CITY COUNCIL DIVIDED OVER RECYCLING CHANGES - SOME COUNCIL MEMBERS OPPOSE TESTING PERIOD
NANCY NGO, Pioneer Press
Date: September 25, 2003
The Roseville City Council could decide Monday night whether to overhaul the city's current recycling system.
The council appears divided on whether to switch to a single-sorting system right away or participate in a one-year pilot program first.
Such a system would allow residents to put all recyclables into one container rather than separating paper from plastic and bottles, which is called for under the current system. Instead of 18-gallon containers, households would receive a 64-gallon bin for all their recyclables. This would allow more materials to be recycled per household.

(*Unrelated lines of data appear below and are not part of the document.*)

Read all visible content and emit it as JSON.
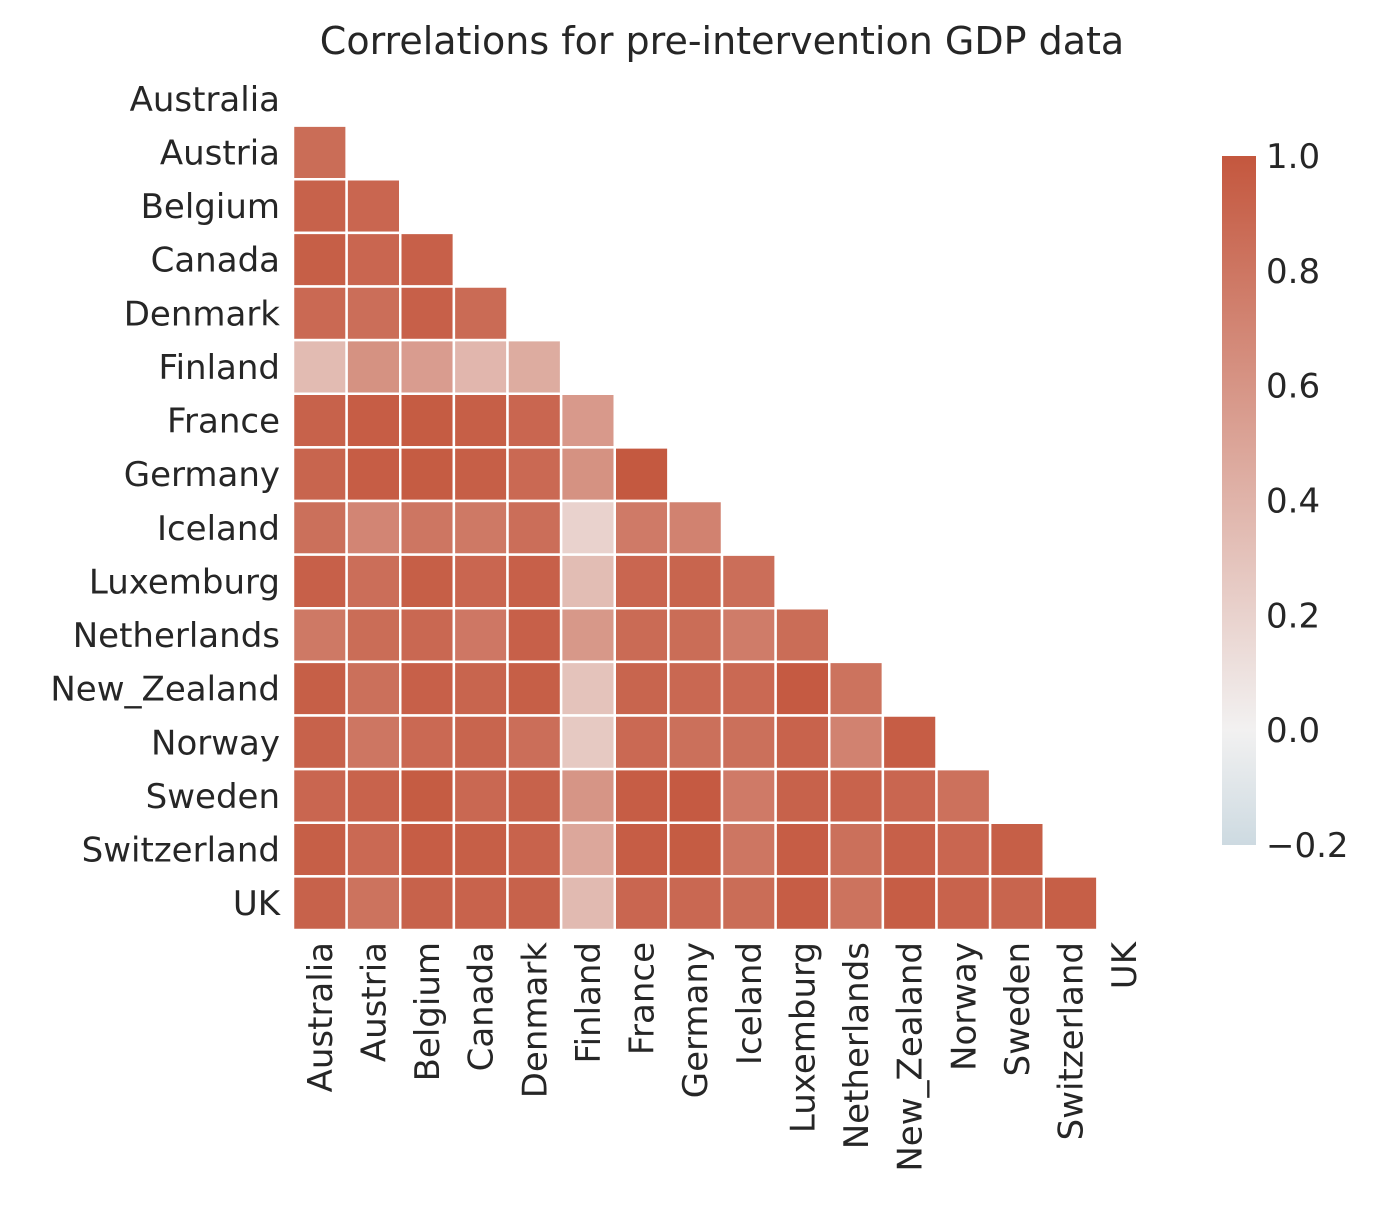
{
  "chart_data": {
    "type": "heatmap",
    "title": "Correlations for pre-intervention GDP data",
    "labels": [
      "Australia",
      "Austria",
      "Belgium",
      "Canada",
      "Denmark",
      "Finland",
      "France",
      "Germany",
      "Iceland",
      "Luxemburg",
      "Netherlands",
      "New_Zealand",
      "Norway",
      "Sweden",
      "Switzerland",
      "UK"
    ],
    "mask": "upper-triangle-including-diagonal",
    "lower_triangle": [
      [],
      [
        0.86
      ],
      [
        0.93,
        0.9
      ],
      [
        0.95,
        0.9,
        0.94
      ],
      [
        0.88,
        0.85,
        0.94,
        0.87
      ],
      [
        0.35,
        0.62,
        0.55,
        0.38,
        0.45
      ],
      [
        0.93,
        0.96,
        0.97,
        0.95,
        0.9,
        0.57
      ],
      [
        0.91,
        0.96,
        0.97,
        0.95,
        0.88,
        0.62,
        0.99
      ],
      [
        0.84,
        0.7,
        0.8,
        0.78,
        0.85,
        0.2,
        0.77,
        0.72
      ],
      [
        0.94,
        0.85,
        0.95,
        0.9,
        0.94,
        0.34,
        0.9,
        0.91,
        0.85
      ],
      [
        0.78,
        0.86,
        0.89,
        0.79,
        0.94,
        0.58,
        0.87,
        0.86,
        0.76,
        0.86
      ],
      [
        0.95,
        0.84,
        0.94,
        0.91,
        0.95,
        0.3,
        0.91,
        0.89,
        0.88,
        0.98,
        0.82
      ],
      [
        0.93,
        0.8,
        0.88,
        0.91,
        0.85,
        0.26,
        0.88,
        0.84,
        0.84,
        0.92,
        0.72,
        0.96
      ],
      [
        0.9,
        0.92,
        0.97,
        0.89,
        0.93,
        0.6,
        0.96,
        0.98,
        0.77,
        0.93,
        0.92,
        0.9,
        0.83
      ],
      [
        0.95,
        0.88,
        0.96,
        0.95,
        0.92,
        0.48,
        0.96,
        0.97,
        0.8,
        0.96,
        0.84,
        0.94,
        0.9,
        0.95
      ],
      [
        0.93,
        0.82,
        0.93,
        0.92,
        0.93,
        0.36,
        0.9,
        0.89,
        0.86,
        0.96,
        0.82,
        0.96,
        0.92,
        0.91,
        0.95
      ]
    ],
    "colorbar": {
      "range": [
        -0.2,
        1.0
      ],
      "center": 0.0,
      "ticks": [
        "−0.2",
        "0.0",
        "0.2",
        "0.4",
        "0.6",
        "0.8",
        "1.0"
      ],
      "tick_values": [
        -0.2,
        0.0,
        0.2,
        0.4,
        0.6,
        0.8,
        1.0
      ],
      "colors": {
        "negative": "#cddae1",
        "center": "#f2f1f1",
        "positive": "#c4573e"
      }
    },
    "legend": "right"
  }
}
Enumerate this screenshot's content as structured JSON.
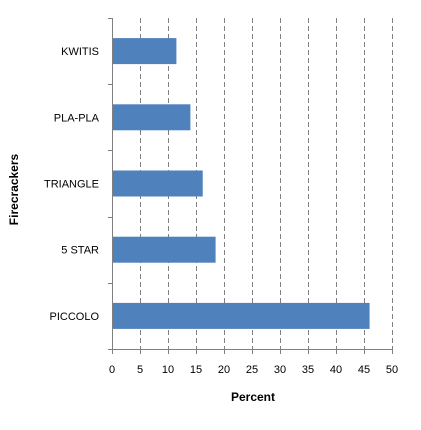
{
  "chart_data": {
    "type": "bar",
    "orientation": "horizontal",
    "categories": [
      "KWITIS",
      "PLA-PLA",
      "TRIANGLE",
      "5 STAR",
      "PICCOLO"
    ],
    "values": [
      11.5,
      14,
      16.2,
      18.5,
      46
    ],
    "xlabel": "Percent",
    "ylabel": "Firecrackers",
    "xlim": [
      0,
      50
    ],
    "xticks": [
      0,
      5,
      10,
      15,
      20,
      25,
      30,
      35,
      40,
      45,
      50
    ],
    "grid": "vertical dashed",
    "bar_color": "#4F81BD",
    "grid_color": "#7f7f7f"
  }
}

In fall 2002, the city entered into a three-year agreement with Waste Management to continue the current recycling program with some provisions. Under the plan, Waste Management would conduct a free pilot program of the single-stream service. If the city tried the pilot program and decided to change to single-sort, it could then add an additional two years to the contract.

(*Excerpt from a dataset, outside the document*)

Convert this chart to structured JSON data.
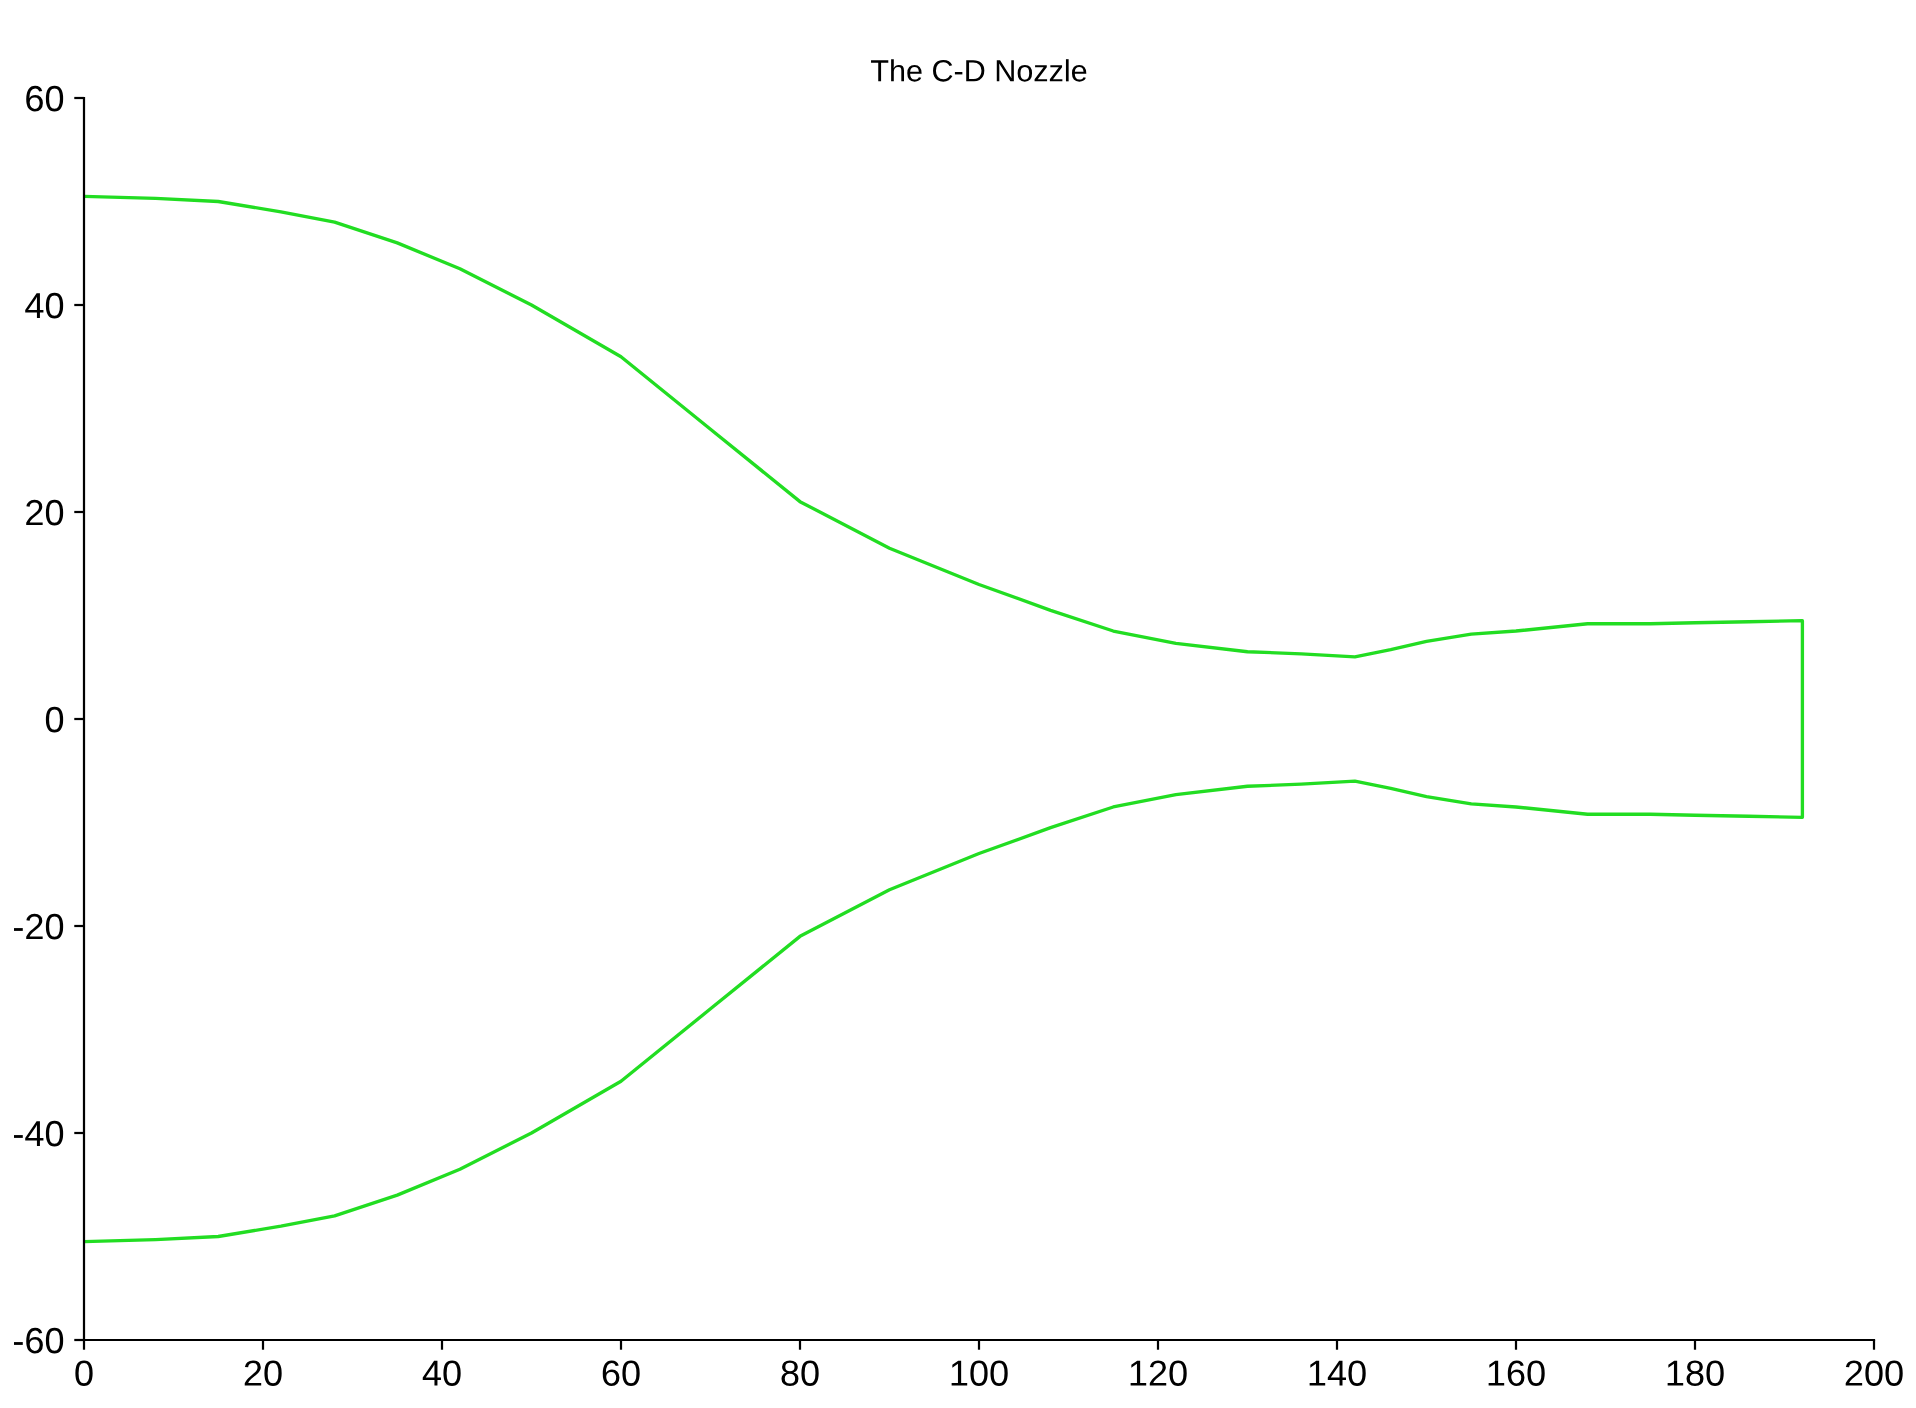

However, Mayor John Kysylyczyn since has said he wants to proceed with the single-sorting program without a test run. Kysylyczyn, who voted for the current contract and its provisions, said he has seen evidence the single-stream service system works well in several cities. He said participating in a pilot program would require money that does not need to be spent.
Gary Boyum, municipal marketing manager for Waste Management, said it would save residents 23 cents per home a month to forgo the pilot program.

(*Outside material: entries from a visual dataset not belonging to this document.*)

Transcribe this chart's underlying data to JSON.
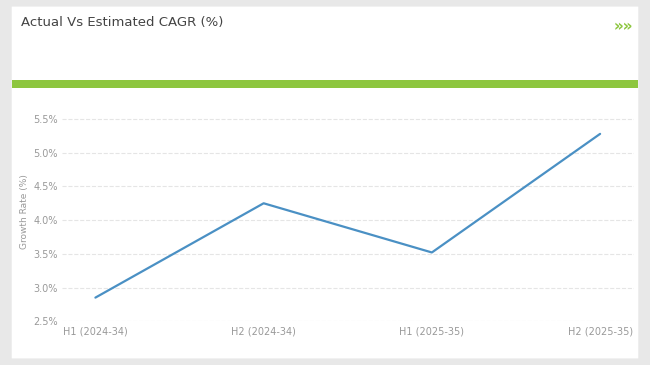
{
  "title": "Actual Vs Estimated CAGR (%)",
  "ylabel": "Growth Rate (%)",
  "categories": [
    "H1 (2024-34)",
    "H2 (2024-34)",
    "H1 (2025-35)",
    "H2 (2025-35)"
  ],
  "values": [
    2.85,
    4.25,
    3.52,
    5.28
  ],
  "ylim": [
    2.5,
    5.75
  ],
  "yticks": [
    2.5,
    3.0,
    3.5,
    4.0,
    4.5,
    5.0,
    5.5
  ],
  "line_color": "#4a90c4",
  "line_width": 1.6,
  "title_fontsize": 9.5,
  "axis_label_fontsize": 6.5,
  "tick_fontsize": 7,
  "outer_bg_color": "#e8e8e8",
  "card_bg_color": "#ffffff",
  "header_line_color": "#8dc63f",
  "title_color": "#444444",
  "tick_color": "#999999",
  "grid_color": "#e5e5e5",
  "chevron_color": "#8dc63f",
  "chevron_text": "»»"
}
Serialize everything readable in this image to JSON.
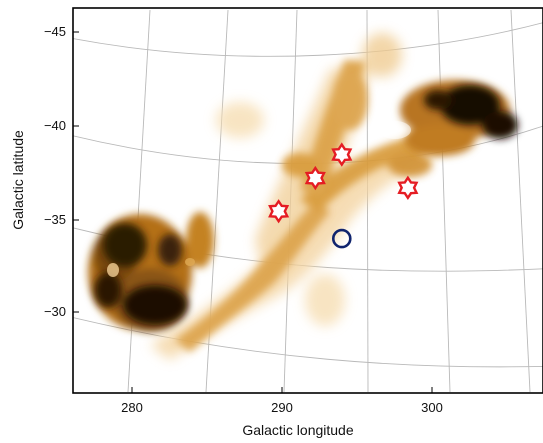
{
  "chart_data": {
    "type": "map",
    "xlabel": "Galactic longitude",
    "ylabel": "Galactic latitude",
    "x_ticks": [
      "280",
      "290",
      "300"
    ],
    "y_ticks": [
      "−45",
      "−40",
      "−35",
      "−30"
    ],
    "xlim": [
      275.5,
      307.5
    ],
    "ylim": [
      -26.8,
      -46.5
    ],
    "grid": "curved graticule",
    "emission_colormap": [
      "#f6dcae",
      "#d89a37",
      "#b06e14",
      "#3a2208",
      "#000000"
    ],
    "star_markers": [
      {
        "l": 289.5,
        "b": -36.1
      },
      {
        "l": 292.0,
        "b": -37.8
      },
      {
        "l": 293.8,
        "b": -39.0
      },
      {
        "l": 298.3,
        "b": -37.3
      }
    ],
    "circle_markers": [
      {
        "l": 293.8,
        "b": -34.7
      }
    ],
    "star_color": "#e51c23",
    "circle_color": "#10246e"
  }
}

Waste Management started implementing its new single-sorting system in January 2002. Since then, 24 cities in the metro area have signed up for it.
City Council members Craig Klausing and Dean Maschka say they want to stick with the original contract and apply the pilot program option. Council Member Tom Kough says he is in no rush to change the current contract. Council Member Greg Schroeder said he wants to move to the single-sorting system without a pilot program because of the savings.
Though going straight to single-sort rather than first using a pilot program would save money, sticking with the current recycling program would be cheaper than single-sort.
Roseville communications specialist Tim Pratt said Roseville's 9,300 households would spend about 21 cents more a month if the city switched to a single-sorting system. Currently, residents pay $2.05 a month for recycling services, an amount expected to increase to $2.11 a month in 2004.
If the city does vote for single-sort and residents have to pay more, Klausing and other City Council members say they want to look into ways the city could get a share of the revenue.